If I can't be on the receiving end of Evan's unconditional love and affection at this point in his life, it sure would be great to be able to witness it...
A tiny seed of a thought would float into my brain, Maybe we should get a dog.... My brain would swiftly and unapologetically sweep the thought aside with a pragmatic, Don't be ridiculous. We are not a Dog Person. But then we went to a play date, where Evan ignored the kids to play with the dog. And the seed-thought would return, Maybe Evan is a Dog Boy. Again, though, my brain would send the thought packing, Dogs are like destructive newborns. You're not thinking this through. Then he started jumping the fence in the backyard to play with our neighbor's dog. "Mom! Reese is out! I'm gonna go play fetch with her!" And that damn seed-thought started to sprout We should get a dog.
Last week, something flipped and my brain stopped trying to quiet the sprout of thought. On Monday, the thought entered and started to walk around a bit. A dog would be so good for Evan. Molly would adore it! It might be good for all of us, really! By Wednesday, it pulled up a chair. A dog would help teach compassion and responsibility. It would be a great way for Evan to practice expressing affection. A boy and his dog....such a pretty cliche. On Friday, it sat down and made itself at home. We're getting a dog. Time to tell Sam.
Sam is a Dog Person. He grew up with a dogs and even had a dog when we got married. It was a great dog. But it was a dog and I am not a Dog Person.
He came home for lunch last Friday afternoon.
"You're going to think I'm crazy but I have something I want to say."
I'm not usually one to throw a curveball, so he continued to eat. "Okay, what's up?"
"I think we should get a dog."
He stopped, mid-chew. He slowly turned to face me, not sure what prank I was trying to pull.
"I'm serious," I went on. I started to list the reasons why I think a dog would be a good fit for our family, a great fit for Evan.
He didn't let himself get too excited. He knew that I could pull the plug on this train of thought at anytime. "Let's think about it," he offered.
That evening we had settled on a breed and found some relatively local breeders. We knew we wanted a puppy so the kids could grow up together, form an early bond.
The next morning we were (secretly) admiring the dozens of dogs we saw on our hike and I was starting to get really excited about the prospect of becoming a dog family.
That night, just 36 hours after I breathed word of my Crazy Thought to Sam, we told the kids.
Max and Molly squealed with delight.
Evan was shocked. He stopped asking for a dog years ago after countless "We're not getting a dog" responses from me. He looked at me with a mixture of disbelief and hope and I nodded, "It's true, buddy. What do you think?" His eyes actually twinkled. A smile spread across his whole face and he yelled, "I call Fetch Duty!" He hasn't stopped talking about Our Dog since.

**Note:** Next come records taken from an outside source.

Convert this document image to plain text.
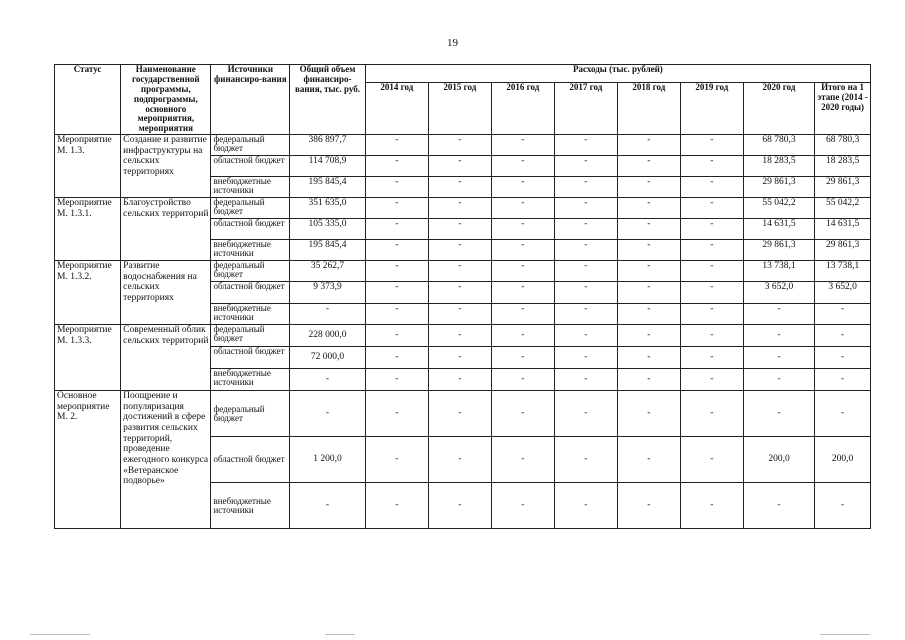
19
Статус	Наименование государственной программы, подпрограммы, основного мероприятия, мероприятия	Источники финансиро-вания	Общий объем финансиро-вания, тыс. руб.	Расходы (тыс. рублей)							
				2014 год	2015 год	2016 год	2017 год	2018 год	2019 год	2020 год	Итого на 1 этапе (2014 - 2020 годы)
Мероприятие М. 1.3.	Создание и развитие инфраструктуры на сельских территориях	федеральный бюджет	386 897,7	-	-	-	-	-	-	68 780,3	68 780,3
		областной бюджет	114 708,9	-	-	-	-	-	-	18 283,5	18 283,5
		внебюджетные источники	195 845,4	-	-	-	-	-	-	29 861,3	29 861,3
Мероприятие М. 1.3.1.	Благоустройство сельских территорий	федеральный бюджет	351 635,0	-	-	-	-	-	-	55 042,2	55 042,2
		областной бюджет	105 335,0	-	-	-	-	-	-	14 631,5	14 631,5
		внебюджетные источники	195 845,4	-	-	-	-	-	-	29 861,3	29 861,3
Мероприятие М. 1.3.2.	Развитие водоснабжения на сельских территориях	федеральный бюджет	35 262,7	-	-	-	-	-	-	13 738,1	13 738,1
		областной бюджет	9 373,9	-	-	-	-	-	-	3 652,0	3 652,0
		внебюджетные источники	-	-	-	-	-	-	-	-	-
Мероприятие М. 1.3.3.	Современный облик сельских территорий	федеральный бюджет	228 000,0	-	-	-	-	-	-	-	-
		областной бюджет	72 000,0	-	-	-	-	-	-	-	-
		внебюджетные источники	-	-	-	-	-	-	-	-	-
Основное мероприятие М. 2.	Поощрение и популяризация достижений в сфере развития сельских территорий, проведение ежегодного конкурса «Ветеранское подворье»	федеральный бюджет	-	-	-	-	-	-	-	-	-
		областной бюджет	1 200,0	-	-	-	-	-	-	200,0	200,0
		внебюджетные источники	-	-	-	-	-	-	-	-	-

A boy with his dog. I can't wait to see it.
Believe me, I know it's not going to be perfect. I know it's not going to solve all of our problems. I know it's going to be more work and more frustration and more money than I can possibly imagine. But I also know that it could be great. It could be just what he needs. It could be just what WE need. We're ready to work hard and accept the challenge. We're ready for our puppy.
Also, we're picking up the dog on Friday, three days before our entire family descends upon us for Thanksgiving week. Because what's one tiny puppy in a house of 20, right?
This might just be the biggest regret of our lives.
Or it could be the best decision we've ever made.